La Russie a souligné l’importance d’un gouvernement inclusif et d’une aide humanitaire pour l’Afghanistan lors de discussions avec des responsables talibans mercredi.
Moscou a accueilli des pourparlers sur l’Afghanistan impliquant de hauts représentants des talibans et d’autres factions, un cycle de diplomatie qui souligne l’influence de Moscou.
Ouvrant les pourparlers, le ministre russe des Affaires étrangères Sergueï Lavrov a souligné que « former un gouvernement vraiment inclusif reflétant pleinement les intérêts non seulement de tous les groupes ethniques mais de toutes les forces politiques du pays » est nécessaire pour parvenir à une paix stable en Afghanistan.
La Russie a travaillé pendant des années pour établir des contacts avec les talibans, même si elle a désigné le groupe comme organisation terroriste en 2003 et ne l’a jamais retiré de la liste.

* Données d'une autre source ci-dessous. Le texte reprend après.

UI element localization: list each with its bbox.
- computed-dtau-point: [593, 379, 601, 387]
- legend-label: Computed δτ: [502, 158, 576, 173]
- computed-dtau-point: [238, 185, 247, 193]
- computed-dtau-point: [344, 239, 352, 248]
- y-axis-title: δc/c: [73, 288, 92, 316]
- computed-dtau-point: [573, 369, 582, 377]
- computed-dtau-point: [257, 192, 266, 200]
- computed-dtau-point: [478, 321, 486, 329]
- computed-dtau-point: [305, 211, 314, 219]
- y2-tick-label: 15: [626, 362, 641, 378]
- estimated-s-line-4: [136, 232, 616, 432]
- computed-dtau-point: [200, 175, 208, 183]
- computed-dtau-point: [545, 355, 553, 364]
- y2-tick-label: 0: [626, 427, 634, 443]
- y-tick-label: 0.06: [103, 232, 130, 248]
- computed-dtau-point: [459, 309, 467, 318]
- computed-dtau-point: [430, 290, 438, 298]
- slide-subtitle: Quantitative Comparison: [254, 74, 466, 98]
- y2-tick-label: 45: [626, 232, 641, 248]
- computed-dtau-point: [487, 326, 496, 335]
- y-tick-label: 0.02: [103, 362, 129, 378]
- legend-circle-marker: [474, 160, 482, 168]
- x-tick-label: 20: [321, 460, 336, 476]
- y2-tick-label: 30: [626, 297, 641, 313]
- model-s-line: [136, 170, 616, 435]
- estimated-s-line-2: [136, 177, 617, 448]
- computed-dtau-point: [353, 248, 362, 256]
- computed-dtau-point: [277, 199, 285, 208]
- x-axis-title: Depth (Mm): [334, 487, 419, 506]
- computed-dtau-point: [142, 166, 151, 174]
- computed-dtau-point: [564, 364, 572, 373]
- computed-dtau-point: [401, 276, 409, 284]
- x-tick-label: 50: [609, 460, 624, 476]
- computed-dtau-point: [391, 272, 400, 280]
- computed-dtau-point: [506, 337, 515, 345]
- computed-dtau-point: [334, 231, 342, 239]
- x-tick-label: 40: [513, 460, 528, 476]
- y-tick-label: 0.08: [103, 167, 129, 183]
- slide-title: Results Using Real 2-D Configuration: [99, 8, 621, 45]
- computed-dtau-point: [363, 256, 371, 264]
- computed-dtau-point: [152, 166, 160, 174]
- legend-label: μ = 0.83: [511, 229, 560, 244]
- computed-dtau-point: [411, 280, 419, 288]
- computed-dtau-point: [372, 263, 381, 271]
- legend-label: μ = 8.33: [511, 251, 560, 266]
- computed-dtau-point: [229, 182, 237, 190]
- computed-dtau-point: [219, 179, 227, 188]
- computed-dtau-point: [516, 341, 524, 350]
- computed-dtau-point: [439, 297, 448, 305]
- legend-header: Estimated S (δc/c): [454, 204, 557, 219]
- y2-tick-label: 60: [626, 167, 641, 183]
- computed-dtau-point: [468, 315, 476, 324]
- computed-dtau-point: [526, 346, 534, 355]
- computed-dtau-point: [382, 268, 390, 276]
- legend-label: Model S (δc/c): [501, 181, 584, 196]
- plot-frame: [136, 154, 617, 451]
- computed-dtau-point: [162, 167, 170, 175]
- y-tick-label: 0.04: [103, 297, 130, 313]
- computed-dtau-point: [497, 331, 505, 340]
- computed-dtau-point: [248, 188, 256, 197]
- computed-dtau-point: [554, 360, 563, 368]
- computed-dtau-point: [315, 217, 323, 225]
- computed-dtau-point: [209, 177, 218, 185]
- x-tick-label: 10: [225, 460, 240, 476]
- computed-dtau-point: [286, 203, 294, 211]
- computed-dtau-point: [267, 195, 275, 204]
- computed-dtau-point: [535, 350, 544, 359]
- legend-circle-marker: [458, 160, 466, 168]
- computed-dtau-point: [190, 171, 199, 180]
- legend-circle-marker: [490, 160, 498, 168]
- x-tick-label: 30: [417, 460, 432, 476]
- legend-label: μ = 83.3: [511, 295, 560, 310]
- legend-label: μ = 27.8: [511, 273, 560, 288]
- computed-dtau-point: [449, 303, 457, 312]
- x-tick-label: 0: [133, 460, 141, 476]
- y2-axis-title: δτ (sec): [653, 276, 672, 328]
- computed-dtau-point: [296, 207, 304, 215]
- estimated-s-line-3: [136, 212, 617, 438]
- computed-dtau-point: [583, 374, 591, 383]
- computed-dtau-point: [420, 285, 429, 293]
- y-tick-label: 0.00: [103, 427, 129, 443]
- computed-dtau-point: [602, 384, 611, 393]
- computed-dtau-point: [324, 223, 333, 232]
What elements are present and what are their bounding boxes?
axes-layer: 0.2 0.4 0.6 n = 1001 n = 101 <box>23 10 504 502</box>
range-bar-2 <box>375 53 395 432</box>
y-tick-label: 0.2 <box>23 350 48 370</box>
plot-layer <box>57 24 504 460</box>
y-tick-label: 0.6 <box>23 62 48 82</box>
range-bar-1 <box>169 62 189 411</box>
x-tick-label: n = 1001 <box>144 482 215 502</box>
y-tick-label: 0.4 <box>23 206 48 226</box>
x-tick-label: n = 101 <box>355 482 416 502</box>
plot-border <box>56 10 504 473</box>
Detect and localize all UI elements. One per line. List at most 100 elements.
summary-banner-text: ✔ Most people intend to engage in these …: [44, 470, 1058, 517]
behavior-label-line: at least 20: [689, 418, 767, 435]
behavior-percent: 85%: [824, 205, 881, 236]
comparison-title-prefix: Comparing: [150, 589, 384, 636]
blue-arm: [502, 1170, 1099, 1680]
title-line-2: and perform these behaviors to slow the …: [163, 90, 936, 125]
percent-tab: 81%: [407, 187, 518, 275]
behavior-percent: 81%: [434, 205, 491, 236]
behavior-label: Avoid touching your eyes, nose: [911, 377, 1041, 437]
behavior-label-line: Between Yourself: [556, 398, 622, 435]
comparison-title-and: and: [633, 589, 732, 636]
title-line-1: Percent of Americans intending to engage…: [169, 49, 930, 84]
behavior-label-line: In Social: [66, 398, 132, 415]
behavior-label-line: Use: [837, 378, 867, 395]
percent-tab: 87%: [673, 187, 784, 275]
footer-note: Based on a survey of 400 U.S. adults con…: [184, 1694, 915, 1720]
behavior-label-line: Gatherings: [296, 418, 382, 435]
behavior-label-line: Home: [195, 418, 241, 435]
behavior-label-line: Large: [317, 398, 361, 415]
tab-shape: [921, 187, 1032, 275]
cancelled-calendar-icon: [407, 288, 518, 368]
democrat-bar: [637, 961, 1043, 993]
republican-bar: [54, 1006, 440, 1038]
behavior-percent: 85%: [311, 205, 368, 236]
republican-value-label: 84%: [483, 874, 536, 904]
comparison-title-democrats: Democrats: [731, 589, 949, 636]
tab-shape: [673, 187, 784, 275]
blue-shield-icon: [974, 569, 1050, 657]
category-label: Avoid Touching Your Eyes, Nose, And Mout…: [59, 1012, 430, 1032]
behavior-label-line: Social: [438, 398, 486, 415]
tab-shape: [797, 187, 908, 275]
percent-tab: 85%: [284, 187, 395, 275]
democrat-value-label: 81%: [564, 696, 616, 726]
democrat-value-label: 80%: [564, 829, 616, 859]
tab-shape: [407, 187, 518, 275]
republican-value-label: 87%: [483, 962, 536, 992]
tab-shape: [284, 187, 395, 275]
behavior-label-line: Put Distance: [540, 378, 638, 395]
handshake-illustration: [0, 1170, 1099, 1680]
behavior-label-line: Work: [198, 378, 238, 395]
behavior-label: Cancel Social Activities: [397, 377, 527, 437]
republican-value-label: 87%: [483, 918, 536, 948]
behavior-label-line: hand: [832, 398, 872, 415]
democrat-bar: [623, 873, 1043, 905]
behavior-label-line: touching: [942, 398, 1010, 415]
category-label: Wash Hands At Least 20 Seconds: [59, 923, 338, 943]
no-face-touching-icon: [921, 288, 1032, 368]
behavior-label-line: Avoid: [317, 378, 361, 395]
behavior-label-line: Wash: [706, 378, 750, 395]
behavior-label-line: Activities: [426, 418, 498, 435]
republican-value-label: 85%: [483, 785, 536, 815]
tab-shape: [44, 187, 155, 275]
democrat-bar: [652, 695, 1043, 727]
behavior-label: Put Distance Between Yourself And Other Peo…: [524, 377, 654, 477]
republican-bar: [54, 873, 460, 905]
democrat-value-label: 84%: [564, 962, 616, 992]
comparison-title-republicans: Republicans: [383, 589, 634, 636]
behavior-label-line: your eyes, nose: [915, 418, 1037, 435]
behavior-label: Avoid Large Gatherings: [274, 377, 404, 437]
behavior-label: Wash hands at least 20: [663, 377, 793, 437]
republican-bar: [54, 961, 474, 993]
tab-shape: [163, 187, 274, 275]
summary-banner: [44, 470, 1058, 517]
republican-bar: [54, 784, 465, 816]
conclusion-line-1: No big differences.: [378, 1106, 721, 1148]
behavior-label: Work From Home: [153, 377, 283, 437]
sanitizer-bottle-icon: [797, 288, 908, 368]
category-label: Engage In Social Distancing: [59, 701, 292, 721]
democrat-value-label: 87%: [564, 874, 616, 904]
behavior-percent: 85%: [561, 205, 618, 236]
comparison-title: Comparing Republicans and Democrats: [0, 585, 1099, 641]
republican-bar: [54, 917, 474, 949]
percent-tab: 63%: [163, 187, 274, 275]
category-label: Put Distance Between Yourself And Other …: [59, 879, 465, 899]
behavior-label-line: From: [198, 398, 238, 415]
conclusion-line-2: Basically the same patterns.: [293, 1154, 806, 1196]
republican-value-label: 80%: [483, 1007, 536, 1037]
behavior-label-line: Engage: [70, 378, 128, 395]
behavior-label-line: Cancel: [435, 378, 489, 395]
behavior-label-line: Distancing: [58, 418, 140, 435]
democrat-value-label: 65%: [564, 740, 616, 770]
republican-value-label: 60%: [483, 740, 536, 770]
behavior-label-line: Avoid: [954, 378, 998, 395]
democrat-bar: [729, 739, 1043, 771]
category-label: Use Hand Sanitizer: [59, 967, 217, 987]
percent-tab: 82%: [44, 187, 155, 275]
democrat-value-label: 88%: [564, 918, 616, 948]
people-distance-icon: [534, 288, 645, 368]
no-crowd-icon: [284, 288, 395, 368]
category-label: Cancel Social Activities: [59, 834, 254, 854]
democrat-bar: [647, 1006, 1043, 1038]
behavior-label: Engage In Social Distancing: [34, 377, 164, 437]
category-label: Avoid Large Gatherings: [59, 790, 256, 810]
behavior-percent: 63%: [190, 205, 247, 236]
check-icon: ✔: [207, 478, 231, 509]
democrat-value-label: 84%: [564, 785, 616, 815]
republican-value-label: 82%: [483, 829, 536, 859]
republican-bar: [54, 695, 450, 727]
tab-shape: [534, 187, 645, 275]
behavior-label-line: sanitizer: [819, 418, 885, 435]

Tout contact avec de tels groupes est puni par la loi russe, mais le ministère des Affaires étrangères a répondu aux questions sur l’apparente contradiction en disant que ses échanges avec les talibans sont essentiels pour aider à stabiliser l’Afghanistan.
L’Union soviétique a mené une guerre de 10 ans en Afghanistan qui s’est terminée par le retrait de ses troupes en 1989. Ces dernières années, Moscou a fait un retour en force en tant qu’intermédiaire influent dans les pourparlers internationaux sur l’Afghanistan, accueillant les représentants des talibans et des membres d’autres factions. pour les réunions bilatérales et multilatérales.
Contrairement à de nombreux autres pays, la Russie n’a pas évacué son ambassade à Kaboul et son ambassadeur a maintenu des contacts réguliers avec les talibans après leur prise de contrôle de la capitale afghane en août.
Lavrov, dans son discours d’ouverture de la conférence, a félicité les talibans pour leurs efforts visant à stabiliser la situation dans le pays et à assurer le fonctionnement des structures étatiques.
« Nous sommes convaincus qu’il est temps de mobiliser les ressources de la communauté internationale pour apporter à Kaboul un soutien financier humanitaire efficace, notamment pour prévenir une crise humanitaire et réduire les flux migratoires », a déclaré M. Lavrov. Il a poursuivi en disant qu’il regrettait l’absence de Washington a sauté la réunion de Moscou pour des raisons techniques, mais a déclaré qu’il prévoyait de se joindre à des pourparlers similaires à l’avenir.
La semaine dernière, le président russe Vladimir Poutine a noté qu’il ne fallait pas se précipiter pour reconnaître officiellement les talibans comme les nouveaux dirigeants de l’Afghanistan, mais a souligné la nécessité d’engager des pourparlers avec eux.
Dans le même temps, il a souligné les problèmes de sécurité posés par le groupe terroriste Daesh et d’autres militants basés dans le nord de l’Afghanistan, et a noté que le trafic de drogue en provenance d’Afghanistan continuera de présenter un défi.
La Russie s’est engagée à fournir une assistance militaire à ses anciens alliés soviétiques en Asie centrale pour aider à contrer les menaces, et a organisé une série d’exercices conjoints en Ouzbékistan et au Tadjikistan, pays voisin de l’Afghanistan.
Un autre exercice militaire de grande envergure au Tadjikistan impliquant 5 000 soldats, plus de 700 véhicules militaires et avions de combat a commencé cette semaine.